Rookie Review: The Unsaved Christian by Dean Inserra

As a pastor I have been puzzling over exactly how one ministers in the Bible Belt. It is a confusing place. Christianity is seen with a positive regard, but there is something off about it. As far as my Christian experience goes I have always been in the south. I became a Christian in Georgia and I live in Mississippi. I also lived in Orlando, Florida, another evangelical hub. I have not lived in other parts of the country as a believer. One thing you find in Mississippi is a lot of people who identify as Christians and will even tell you which church they are currently on the rolls at. The problem is they have not attended in twenty years. When I get the chance to sit down with other pastors I like to talk with them about how we minister to people who already think they are saved. I saw The Unsaved Christian earlier this year and picked up a copy. On the shelf it sat until another pastor recently asked if I wanted to borrow his copy. So I sat down and read it.

The chapters are:

  1. Help Them Get Lost: The Case for Reaching Cultural Christians
  2. Religion Without Salvation: Characteristics of Cultural Christianity
  3. Civic Religion: Generic Faith That Demands and Asks Nothing of Its Followers
  4. Bridging the Gap: Challenging Cultural Christian Beliefs
  5. Overcoming Obstacles: Barriers to Reaching Cultural Christians
  6. False Assurance: Once Saved, Always Saved
  7. The Country Club Church: How Lax Church membership Fosters Cultural Christianity
  8. Christmas and Easter: Moving Beyond Cultural Observance to the Life-Changing Implications
  9. Making Decisions vs. Making Disciples: Why Raised Hands and Sinners Prayers Don’t Guarantee Salvation.
  10. God Shed His Grace on Thee: Partisans, Politics, and Prosperity
  11. The Moral Theist: Reaching the Good Person Who Believes in God
  12. Hail Mary, Notre Dame Wins: Reaching Generational; Catholics
  13. The Watered-Down Word: Reaching Mainline Protestants
  14. Faith, Family, and Football: Ministering tot he Bible Belt
  15. The Harvest is Plentiful: Challenging Cultural Christianity with Courage and Love

This is a quick read (short chapters!) so I will stick primarily to the helpful takeaways. I will give the main thrust of the book, what I like and what I disagree with.

The first five chapters sketch out the issue of cultural Christianity. Dean does a great job putting together a lot things we have probably heard or thought about. One important point that Dean brings out is that Cultural Christianity is not just a thing in the South. It is everywhere. It is everywhere people passively adopt Christianity as their religion without any actual effect upon the life. Fittingly, chapters 6-14 get into specific ways to reach different types of nominal Christians.

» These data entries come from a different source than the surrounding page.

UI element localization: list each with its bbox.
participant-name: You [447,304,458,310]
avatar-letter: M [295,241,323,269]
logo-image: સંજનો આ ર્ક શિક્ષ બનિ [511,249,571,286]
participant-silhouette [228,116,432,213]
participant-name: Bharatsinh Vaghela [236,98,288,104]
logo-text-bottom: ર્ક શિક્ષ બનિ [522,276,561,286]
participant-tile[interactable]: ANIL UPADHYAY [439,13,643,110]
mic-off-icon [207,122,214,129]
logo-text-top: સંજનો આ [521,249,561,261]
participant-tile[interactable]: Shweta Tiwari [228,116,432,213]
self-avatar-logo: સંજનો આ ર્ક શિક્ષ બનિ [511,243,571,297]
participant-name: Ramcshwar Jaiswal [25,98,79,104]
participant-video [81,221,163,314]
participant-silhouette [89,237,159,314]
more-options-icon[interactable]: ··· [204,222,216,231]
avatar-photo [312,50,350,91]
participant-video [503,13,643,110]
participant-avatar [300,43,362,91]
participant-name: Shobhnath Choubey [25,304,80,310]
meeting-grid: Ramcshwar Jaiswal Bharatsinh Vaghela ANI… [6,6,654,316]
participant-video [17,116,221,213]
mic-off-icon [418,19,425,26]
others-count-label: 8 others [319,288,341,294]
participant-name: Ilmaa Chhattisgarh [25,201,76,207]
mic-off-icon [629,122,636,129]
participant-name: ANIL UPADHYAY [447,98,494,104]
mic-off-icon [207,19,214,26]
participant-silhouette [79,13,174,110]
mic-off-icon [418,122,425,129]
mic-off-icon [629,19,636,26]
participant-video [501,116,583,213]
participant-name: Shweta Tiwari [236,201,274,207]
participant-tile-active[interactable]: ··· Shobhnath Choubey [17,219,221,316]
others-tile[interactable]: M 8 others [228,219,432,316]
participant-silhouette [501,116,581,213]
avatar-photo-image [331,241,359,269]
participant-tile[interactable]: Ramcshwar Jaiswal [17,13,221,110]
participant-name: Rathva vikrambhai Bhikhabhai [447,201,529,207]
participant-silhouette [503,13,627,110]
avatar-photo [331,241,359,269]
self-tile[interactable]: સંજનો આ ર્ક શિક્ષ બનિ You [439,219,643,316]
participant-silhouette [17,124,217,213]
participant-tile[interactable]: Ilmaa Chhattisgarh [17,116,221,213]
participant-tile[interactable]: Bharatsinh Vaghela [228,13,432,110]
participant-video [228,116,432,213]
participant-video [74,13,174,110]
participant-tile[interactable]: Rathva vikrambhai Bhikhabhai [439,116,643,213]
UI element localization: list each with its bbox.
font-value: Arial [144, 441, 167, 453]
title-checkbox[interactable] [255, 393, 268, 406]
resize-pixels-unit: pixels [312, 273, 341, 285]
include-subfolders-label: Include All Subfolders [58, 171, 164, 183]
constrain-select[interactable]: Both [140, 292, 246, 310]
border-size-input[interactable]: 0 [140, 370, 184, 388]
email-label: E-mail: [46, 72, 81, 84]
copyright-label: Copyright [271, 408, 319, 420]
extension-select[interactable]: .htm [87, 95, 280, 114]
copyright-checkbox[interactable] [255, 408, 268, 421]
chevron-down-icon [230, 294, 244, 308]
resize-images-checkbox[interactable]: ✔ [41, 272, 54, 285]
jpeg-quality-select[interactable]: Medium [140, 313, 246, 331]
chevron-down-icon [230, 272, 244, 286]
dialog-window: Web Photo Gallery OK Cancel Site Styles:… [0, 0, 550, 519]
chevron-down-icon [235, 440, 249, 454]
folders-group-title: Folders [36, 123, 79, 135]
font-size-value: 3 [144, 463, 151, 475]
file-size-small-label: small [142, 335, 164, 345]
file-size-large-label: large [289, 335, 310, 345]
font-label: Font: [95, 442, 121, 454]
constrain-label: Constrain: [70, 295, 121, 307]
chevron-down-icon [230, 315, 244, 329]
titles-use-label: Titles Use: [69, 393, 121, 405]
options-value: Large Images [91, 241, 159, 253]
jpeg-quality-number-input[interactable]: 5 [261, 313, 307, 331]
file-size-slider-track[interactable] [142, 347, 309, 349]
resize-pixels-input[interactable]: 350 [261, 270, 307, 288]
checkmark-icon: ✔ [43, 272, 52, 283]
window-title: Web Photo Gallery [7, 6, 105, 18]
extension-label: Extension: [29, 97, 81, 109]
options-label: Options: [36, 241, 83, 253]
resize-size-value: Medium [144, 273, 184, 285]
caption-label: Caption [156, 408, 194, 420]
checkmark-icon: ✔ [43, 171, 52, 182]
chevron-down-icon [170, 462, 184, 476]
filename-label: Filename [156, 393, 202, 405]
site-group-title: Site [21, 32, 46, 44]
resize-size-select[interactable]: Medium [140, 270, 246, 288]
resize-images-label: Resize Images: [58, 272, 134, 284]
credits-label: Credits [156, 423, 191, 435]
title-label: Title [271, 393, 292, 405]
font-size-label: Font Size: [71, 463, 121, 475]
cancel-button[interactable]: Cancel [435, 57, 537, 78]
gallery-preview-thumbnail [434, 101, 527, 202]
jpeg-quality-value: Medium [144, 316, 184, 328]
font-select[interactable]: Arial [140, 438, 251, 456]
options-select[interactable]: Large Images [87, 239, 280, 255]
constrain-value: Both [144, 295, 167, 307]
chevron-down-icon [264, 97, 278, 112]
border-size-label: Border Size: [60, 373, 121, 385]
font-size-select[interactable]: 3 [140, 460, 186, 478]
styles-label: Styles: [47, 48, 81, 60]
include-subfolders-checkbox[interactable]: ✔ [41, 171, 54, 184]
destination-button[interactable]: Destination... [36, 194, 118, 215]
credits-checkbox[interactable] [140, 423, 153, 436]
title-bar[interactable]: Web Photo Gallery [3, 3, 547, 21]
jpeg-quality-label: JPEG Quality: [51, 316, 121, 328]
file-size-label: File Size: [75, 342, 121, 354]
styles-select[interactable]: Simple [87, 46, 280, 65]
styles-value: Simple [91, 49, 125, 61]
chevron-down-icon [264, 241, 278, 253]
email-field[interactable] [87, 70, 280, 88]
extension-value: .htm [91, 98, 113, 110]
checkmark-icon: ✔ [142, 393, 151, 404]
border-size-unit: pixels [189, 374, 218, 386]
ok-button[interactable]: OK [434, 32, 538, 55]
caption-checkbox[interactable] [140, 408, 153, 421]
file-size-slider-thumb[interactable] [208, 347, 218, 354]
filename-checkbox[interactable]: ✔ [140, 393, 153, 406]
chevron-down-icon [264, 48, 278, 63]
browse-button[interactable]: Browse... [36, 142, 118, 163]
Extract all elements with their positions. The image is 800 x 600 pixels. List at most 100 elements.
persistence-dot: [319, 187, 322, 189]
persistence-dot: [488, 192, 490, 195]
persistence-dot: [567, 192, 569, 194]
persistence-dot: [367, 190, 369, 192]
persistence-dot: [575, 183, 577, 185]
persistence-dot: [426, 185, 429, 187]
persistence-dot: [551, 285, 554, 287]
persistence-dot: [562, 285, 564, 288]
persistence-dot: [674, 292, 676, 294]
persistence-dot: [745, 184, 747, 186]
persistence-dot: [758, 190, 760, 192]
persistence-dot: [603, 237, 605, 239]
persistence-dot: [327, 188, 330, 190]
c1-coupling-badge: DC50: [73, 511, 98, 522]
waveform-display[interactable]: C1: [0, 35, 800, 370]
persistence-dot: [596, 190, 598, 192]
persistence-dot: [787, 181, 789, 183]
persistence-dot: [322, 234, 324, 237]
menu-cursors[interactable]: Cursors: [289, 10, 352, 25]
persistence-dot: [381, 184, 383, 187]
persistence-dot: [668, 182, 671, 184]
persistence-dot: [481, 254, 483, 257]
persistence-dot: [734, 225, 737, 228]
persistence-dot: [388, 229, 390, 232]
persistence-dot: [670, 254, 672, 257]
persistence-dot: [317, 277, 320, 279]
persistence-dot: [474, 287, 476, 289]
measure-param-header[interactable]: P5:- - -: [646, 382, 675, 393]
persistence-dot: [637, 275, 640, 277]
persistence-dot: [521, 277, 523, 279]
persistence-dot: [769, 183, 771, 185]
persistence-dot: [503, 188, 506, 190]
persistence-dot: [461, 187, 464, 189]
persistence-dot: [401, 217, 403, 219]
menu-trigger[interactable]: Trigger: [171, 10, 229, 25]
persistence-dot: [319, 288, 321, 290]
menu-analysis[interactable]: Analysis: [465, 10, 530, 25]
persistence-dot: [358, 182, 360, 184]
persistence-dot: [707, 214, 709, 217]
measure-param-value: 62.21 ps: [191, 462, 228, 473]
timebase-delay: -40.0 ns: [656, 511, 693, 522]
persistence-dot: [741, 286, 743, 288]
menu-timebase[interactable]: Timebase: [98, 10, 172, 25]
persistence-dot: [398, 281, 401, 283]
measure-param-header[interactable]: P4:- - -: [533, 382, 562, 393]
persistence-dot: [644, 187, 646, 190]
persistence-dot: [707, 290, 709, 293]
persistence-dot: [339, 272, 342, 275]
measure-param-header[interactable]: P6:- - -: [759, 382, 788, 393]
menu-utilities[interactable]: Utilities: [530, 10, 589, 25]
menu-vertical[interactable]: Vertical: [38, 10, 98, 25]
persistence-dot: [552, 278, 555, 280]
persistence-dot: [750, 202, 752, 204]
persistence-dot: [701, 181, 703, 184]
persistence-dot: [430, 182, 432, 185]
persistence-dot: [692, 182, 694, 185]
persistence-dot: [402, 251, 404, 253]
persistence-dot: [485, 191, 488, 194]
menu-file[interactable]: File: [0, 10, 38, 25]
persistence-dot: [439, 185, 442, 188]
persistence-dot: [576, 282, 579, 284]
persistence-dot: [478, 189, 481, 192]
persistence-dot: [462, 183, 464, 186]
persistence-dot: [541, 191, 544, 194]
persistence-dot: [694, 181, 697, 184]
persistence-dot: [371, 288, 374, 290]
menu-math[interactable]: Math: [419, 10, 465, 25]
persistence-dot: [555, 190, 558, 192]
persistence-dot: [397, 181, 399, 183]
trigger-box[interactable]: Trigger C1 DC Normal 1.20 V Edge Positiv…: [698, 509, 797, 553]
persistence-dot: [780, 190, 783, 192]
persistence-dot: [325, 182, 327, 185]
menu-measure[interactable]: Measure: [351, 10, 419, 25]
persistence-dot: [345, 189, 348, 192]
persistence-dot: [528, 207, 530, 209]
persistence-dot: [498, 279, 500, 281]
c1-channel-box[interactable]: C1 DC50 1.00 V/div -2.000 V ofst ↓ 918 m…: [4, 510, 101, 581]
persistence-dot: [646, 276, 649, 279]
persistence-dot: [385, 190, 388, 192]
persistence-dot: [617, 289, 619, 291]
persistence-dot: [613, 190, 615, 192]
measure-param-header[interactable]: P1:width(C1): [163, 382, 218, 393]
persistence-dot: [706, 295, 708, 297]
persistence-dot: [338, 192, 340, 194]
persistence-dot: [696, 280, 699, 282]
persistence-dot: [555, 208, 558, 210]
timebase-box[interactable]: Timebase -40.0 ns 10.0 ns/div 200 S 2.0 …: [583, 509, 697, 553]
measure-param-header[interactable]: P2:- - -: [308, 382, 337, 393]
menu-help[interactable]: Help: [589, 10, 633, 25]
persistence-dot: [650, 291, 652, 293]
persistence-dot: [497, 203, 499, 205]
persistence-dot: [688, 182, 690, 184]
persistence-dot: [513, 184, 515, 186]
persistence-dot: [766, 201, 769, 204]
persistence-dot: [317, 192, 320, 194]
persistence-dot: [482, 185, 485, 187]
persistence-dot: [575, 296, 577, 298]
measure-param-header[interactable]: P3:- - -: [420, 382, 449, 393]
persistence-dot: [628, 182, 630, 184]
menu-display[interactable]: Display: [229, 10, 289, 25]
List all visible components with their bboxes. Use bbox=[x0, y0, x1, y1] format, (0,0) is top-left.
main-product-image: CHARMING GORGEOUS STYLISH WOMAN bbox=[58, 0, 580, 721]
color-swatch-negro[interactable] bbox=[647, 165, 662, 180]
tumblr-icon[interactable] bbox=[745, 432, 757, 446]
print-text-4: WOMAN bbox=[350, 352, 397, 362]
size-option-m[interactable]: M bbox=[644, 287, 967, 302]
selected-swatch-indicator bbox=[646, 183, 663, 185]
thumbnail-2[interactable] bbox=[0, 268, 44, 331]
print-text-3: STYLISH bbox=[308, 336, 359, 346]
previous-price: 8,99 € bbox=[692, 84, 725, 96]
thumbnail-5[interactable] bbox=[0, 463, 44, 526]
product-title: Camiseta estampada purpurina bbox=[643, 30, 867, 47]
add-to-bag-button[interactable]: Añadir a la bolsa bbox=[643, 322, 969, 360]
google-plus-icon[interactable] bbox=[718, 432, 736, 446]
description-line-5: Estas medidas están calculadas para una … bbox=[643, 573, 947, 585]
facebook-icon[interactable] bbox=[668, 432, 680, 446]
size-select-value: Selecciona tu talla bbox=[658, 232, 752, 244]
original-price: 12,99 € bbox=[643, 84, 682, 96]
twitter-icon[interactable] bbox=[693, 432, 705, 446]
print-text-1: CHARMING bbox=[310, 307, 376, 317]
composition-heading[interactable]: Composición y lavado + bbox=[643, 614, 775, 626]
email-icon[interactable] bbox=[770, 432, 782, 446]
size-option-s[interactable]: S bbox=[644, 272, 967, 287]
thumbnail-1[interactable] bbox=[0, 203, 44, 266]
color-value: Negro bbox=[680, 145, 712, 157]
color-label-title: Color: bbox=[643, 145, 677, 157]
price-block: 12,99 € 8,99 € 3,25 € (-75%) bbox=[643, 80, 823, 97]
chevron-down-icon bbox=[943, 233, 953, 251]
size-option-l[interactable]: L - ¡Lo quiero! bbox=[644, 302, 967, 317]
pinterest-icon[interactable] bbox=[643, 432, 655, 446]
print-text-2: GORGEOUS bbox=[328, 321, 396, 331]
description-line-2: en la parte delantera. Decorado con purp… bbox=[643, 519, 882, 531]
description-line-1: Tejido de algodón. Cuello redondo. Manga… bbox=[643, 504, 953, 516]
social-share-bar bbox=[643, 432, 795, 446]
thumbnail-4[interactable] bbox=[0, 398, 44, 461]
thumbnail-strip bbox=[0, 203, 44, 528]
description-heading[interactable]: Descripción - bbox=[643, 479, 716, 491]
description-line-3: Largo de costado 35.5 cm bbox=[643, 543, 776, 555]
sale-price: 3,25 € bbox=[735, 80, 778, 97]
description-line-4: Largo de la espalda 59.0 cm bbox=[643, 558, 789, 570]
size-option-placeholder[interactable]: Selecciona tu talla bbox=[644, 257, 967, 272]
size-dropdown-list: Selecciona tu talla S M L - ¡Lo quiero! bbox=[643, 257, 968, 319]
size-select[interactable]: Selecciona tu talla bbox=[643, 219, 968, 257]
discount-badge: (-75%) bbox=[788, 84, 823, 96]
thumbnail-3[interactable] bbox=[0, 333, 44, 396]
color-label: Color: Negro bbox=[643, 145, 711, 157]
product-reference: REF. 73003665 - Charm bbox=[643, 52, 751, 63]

The first five chapters are worth the price of the book. I didn’t find the strategies all that helpful. There is wisdom there and I will likely check those chapters for some inspiration in the future. My main takeaway was that the primary way of reaching cultural Christians is to go out and do it. The reason Dean can write a book like this is because he has had so many conversations with cultural Christians. While we may lament cultural Christianity Dean presses us to see it as an opportunity for outreach! I love that optimism and it challenges me to reach out to cultural Christians in my vicinity.

One disagreement I have with the author stems from a reformed Baptist and Presbyterian divide on the church. Dean spends some time talking about the importance of pursuing “regenerate church membership.” For those unfamiliar with term, regeneration is the “making alive” ministry of the Holy Spirit. And while I appreciate the desire to have genuinely converted members of the church I disagree that this is a goal we should pursue. Here is why: Regeneration is the work of the Holy Spirit. There is no way for me to know whether my church members are regenerate or not. All I have to work from is what they say and what they do. In the Presbyterian church we require a “credible profession” of faith. That means someone professes their belief in the gospel and they live in a way that supports that profession. This may seem like splitting hairs, but it has practical implications of our theology.

Bottom Line

While it has its flaws, The Unsaved Christian is a book that will help us see the opportunity that exists all around us for gospel ministry. If you have been confounded by cultural Christianity, if you feel pessimism setting in about our ability to reach cultural or nominal Christians, then this book will help restore your hope and fan the flame for reaching the lost even if they are already on a church roll…somewhere.